The government has argued that borrowing is necessary to finance critical infrastructure projects and stimulate economic growth.

The Chief Executive Officer of the Centre for the Promotion of Private Enterprise, Dr Muda Yusuf,  who is also an economist said the FG had notified the general public of borrowing more in 2023.

According to him, “With all the volatility and foreign exchange issues, it makes sense to borrow at the domestic market rather than borrowing from the international market. It is all a reflection of our macro economy environment challenges and weak fiscal policy of the government. All this borrowing also is a reflection of the weak financial position of the government and it will continue like that.”

He noted that the oversubscription to FGN bond is a lucrative investment, stressing that the low risk involved attracted investors.

He added, “Anything sovereign has the lowest risk and nothing will go wrong with it except the country is collapsing completely. All over the world, sovereign bonds have the lowest risk and secondly it is an investment outlet for investors to invest their money.”

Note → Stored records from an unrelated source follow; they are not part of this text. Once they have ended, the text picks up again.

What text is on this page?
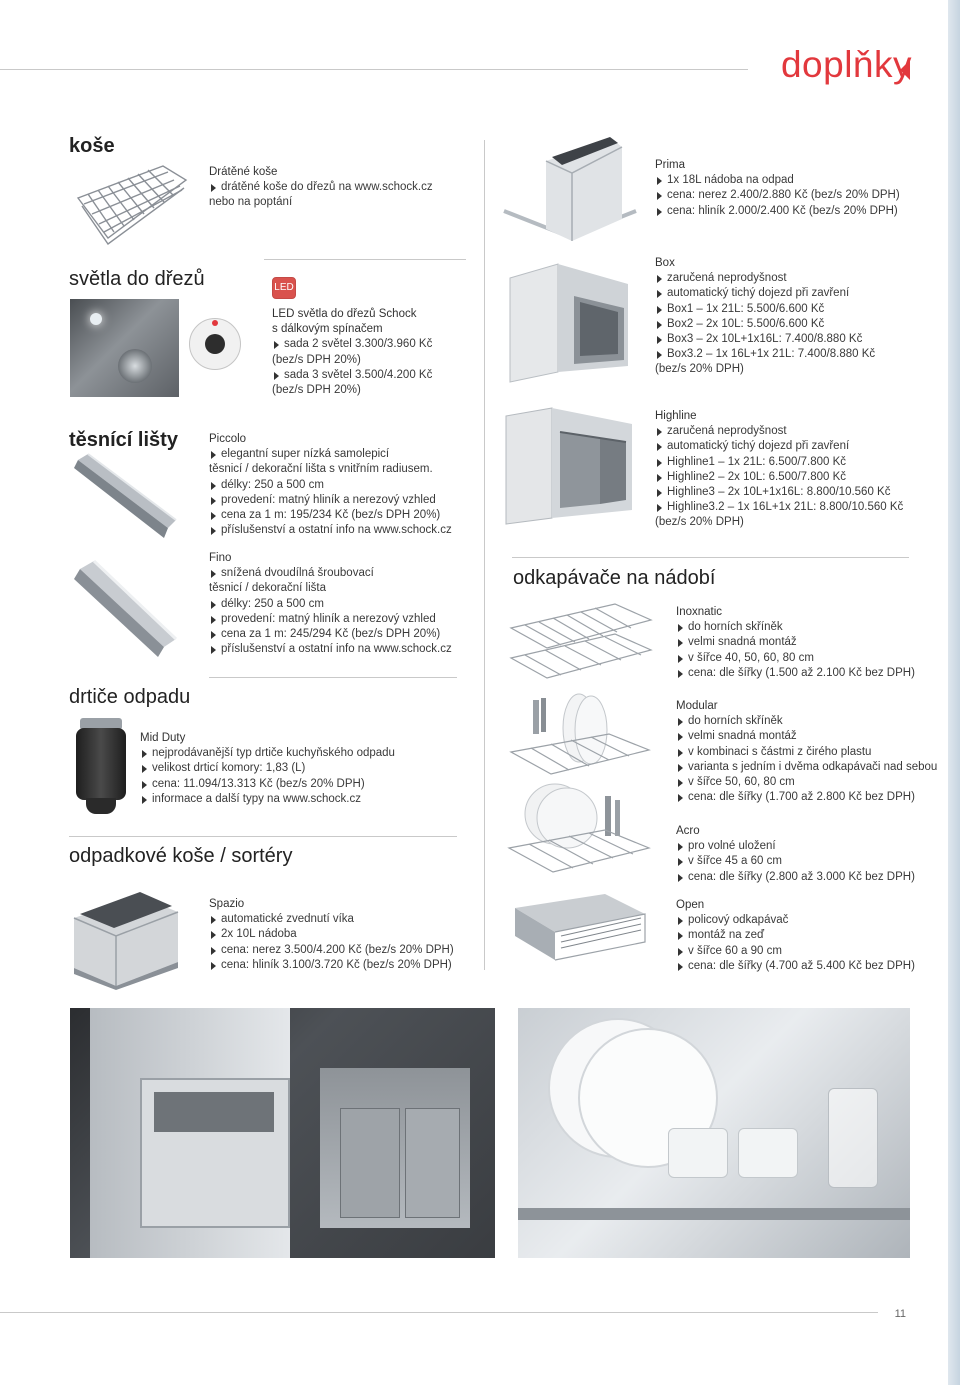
doplňky
koše
Drátěné koše
drátěné koše do dřezů na www.schock.cz
nebo na poptání
světla do dřezů	LED
LED světla do dřezů Schock
s dálkovým spínačem
sada 2 světel 3.300/3.960 Kč
(bez/s DPH 20%)
sada 3 světel 3.500/4.200 Kč
(bez/s DPH 20%)
těsnící lišty	Piccolo
elegantní super nízká samolepicí
těsnicí / dekorační lišta s vnitřním radiusem.
délky: 250 a 500 cm
provedení: matný hliník a nerezový vzhled
cena za 1 m: 195/234 Kč (bez/s DPH 20%)
příslušenství a ostatní info na www.schock.cz
Fino
snížená dvoudílná šroubovací
těsnicí / dekorační lišta
délky: 250 a 500 cm
provedení: matný hliník a nerezový vzhled
cena za 1 m: 245/294 Kč (bez/s DPH 20%)
příslušenství a ostatní info na www.schock.cz
drtiče odpadu
Mid Duty
nejprodávanější typ drtiče kuchyňského odpadu
velikost drticí komory: 1,83 (L)
cena: 11.094/13.313 Kč (bez/s 20% DPH)
informace a další typy na www.schock.cz
odpadkové koše / sortéry
Spazio
automatické zvednutí víka
2x 10L nádoba
cena: nerez 3.500/4.200 Kč (bez/s 20% DPH)
cena: hliník 3.100/3.720 Kč (bez/s 20% DPH)
Prima
1x 18L nádoba na odpad
cena: nerez 2.400/2.880 Kč (bez/s 20% DPH)
cena: hliník 2.000/2.400 Kč (bez/s 20% DPH)
Box
zaručená neprodyšnost
automatický tichý dojezd při zavření
Box1 – 1x 21L: 5.500/6.600 Kč
Box2 – 2x 10L: 5.500/6.600 Kč
Box3 – 2x 10L+1x16L: 7.400/8.880 Kč
Box3.2 – 1x 16L+1x 21L: 7.400/8.880 Kč
(bez/s 20% DPH)
Highline
zaručená neprodyšnost
automatický tichý dojezd při zavření
Highline1 – 1x 21L: 6.500/7.800 Kč
Highline2 – 2x 10L: 6.500/7.800 Kč
Highline3 – 2x 10L+1x16L: 8.800/10.560 Kč
Highline3.2 – 1x 16L+1x 21L: 8.800/10.560 Kč
(bez/s 20% DPH)
odkapávače na nádobí
Inoxnatic
do horních skříněk
velmi snadná montáž
v šířce 40, 50, 60, 80 cm
cena: dle šířky (1.500 až 2.100 Kč bez DPH)
Modular
do horních skříněk
velmi snadná montáž
v kombinaci s částmi z čirého plastu
varianta s jedním i dvěma odkapávači nad sebou
v šířce 50, 60, 80 cm
cena: dle šířky (1.700 až 2.800 Kč bez DPH)
Acro
pro volné uložení
v šířce 45 a 60 cm
cena: dle šířky (2.800 až 3.000 Kč bez DPH)
Open
policový odkapávač
montáž na zeď
v šířce 60 a 90 cm
cena: dle šířky (4.700 až 5.400 Kč bez DPH)
11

On his part, the Chief operating officer of InvestData Consulting Limited, Mr. Ambrose Omordion, said,  “We know that previous government borrowing was high. Excessive borrowing by the previous government at the expense of the private sector, which is the engine room of the economy brings to question the soundness of their economic strategy.

“The careless use of debt as a financing tool is fraught with calamitous dangers. Even more disheartening is when the debts are principally used to finance consumption or to unwisely finance few secondary infrastructures (Roads and Rail).

“These will neither enhance the productive momentum of Nigeria’s light industries nor make the economy self-reliant. The disorderly growth of the economy the last administration pursued can only mislead the country into an abyss if public borrowing is not curtailed to lower cost of funds so that production will be competitive.”